La situation étant devenue critique, il fallait agir vite. Liang Xiaole pensa immédiatement à éloigner Liang Yanqiu et l'autre personne, et à enlever les fleurs et l'espace dégagé pour éviter que les villageois ne les surprennent sur le fait.
Soudain, Liang Xiaole réalisa que Liang Yanqiu, Jie Lijun, l'espace ouvert et les fleurs avaient tous disparu.
Liang Xiaole y réfléchit : Ce n'est pas juste non plus. Comme on dit, il n'y a pas de fumée sans feu. Pourquoi parle-t-on de Liang Yanqiu et Jie Lijun en particulier, et pas des autres ? Même s'ils ne sont pas pris sur le fait, les gens ne manqueront pas de colporter des rumeurs à leur sujet. De plus, ils sont seuls tous les deux ! Dès que les gens commenceront à parler d'eux, cela affectera forcément leur relation. Même s'ils finissent par se mettre ensemble, leur union sera éclipsée.

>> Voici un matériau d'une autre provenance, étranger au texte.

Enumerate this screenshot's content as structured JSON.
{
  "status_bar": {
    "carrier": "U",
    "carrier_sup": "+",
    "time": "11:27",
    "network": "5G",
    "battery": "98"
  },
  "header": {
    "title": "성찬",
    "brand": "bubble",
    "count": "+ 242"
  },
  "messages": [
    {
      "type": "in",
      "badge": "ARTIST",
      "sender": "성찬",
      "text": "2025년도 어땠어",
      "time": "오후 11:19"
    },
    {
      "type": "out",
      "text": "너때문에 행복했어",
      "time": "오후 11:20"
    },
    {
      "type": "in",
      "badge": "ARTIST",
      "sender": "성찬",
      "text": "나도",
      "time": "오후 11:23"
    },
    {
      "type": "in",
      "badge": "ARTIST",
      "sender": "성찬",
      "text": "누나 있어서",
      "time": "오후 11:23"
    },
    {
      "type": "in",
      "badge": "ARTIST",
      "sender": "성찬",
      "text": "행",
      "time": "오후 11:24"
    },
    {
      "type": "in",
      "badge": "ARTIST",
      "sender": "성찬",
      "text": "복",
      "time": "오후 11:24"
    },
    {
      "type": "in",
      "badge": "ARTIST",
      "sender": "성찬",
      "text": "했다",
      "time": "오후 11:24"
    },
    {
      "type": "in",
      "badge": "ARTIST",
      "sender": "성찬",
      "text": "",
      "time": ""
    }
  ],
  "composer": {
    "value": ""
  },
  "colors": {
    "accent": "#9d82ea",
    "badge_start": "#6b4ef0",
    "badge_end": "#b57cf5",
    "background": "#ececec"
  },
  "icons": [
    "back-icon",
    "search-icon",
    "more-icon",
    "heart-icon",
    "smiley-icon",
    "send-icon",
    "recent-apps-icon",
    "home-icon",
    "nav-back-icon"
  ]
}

D'ailleurs, même Liang Longheng, témoin direct de la scène, ne l'aurait certainement pas laissée passer. Il aurait sans doute enjolivé l'histoire et l'aurait racontée à qui voulait l'entendre
: «
Ils ne les ont pas attrapés sur le coup
; ils ont réussi à s'échapper. Combien de temps m'aurait-il fallu pour descendre du toit, vous prévenir et pour que vous arriviez dans le bosquet
? N'oubliez pas, on peut toujours se déplacer.
»
Ou encore : « Je le jure devant Dieu, c'est absolument vrai. Si vous ne me croyez pas, allez vous promener dans les bois tous les jours, et vous finirez par le croiser. »
Liang Xiaole fut surprise par sa propre idée
: non, elle devait trouver un autre moyen de faire taire les gens, surtout Liang Longheng et sa femme. Elle devait empêcher les commérages d’atteindre Liang Yanqiu et Xie Lijun.
Liang Xiaole se souvint soudain que Liang Longheng avait marié son plus jeune fils, Liang Dekui, l'automne dernier. L'épouse était d'une grande honnêteté et d'une grande vertu. On craignait que le méchant Liang Kangshi ne maltraite la jeune femme. Depuis, Liang Xiaole ne cessait de la dévisager, cherchant à déchiffrer ses expressions.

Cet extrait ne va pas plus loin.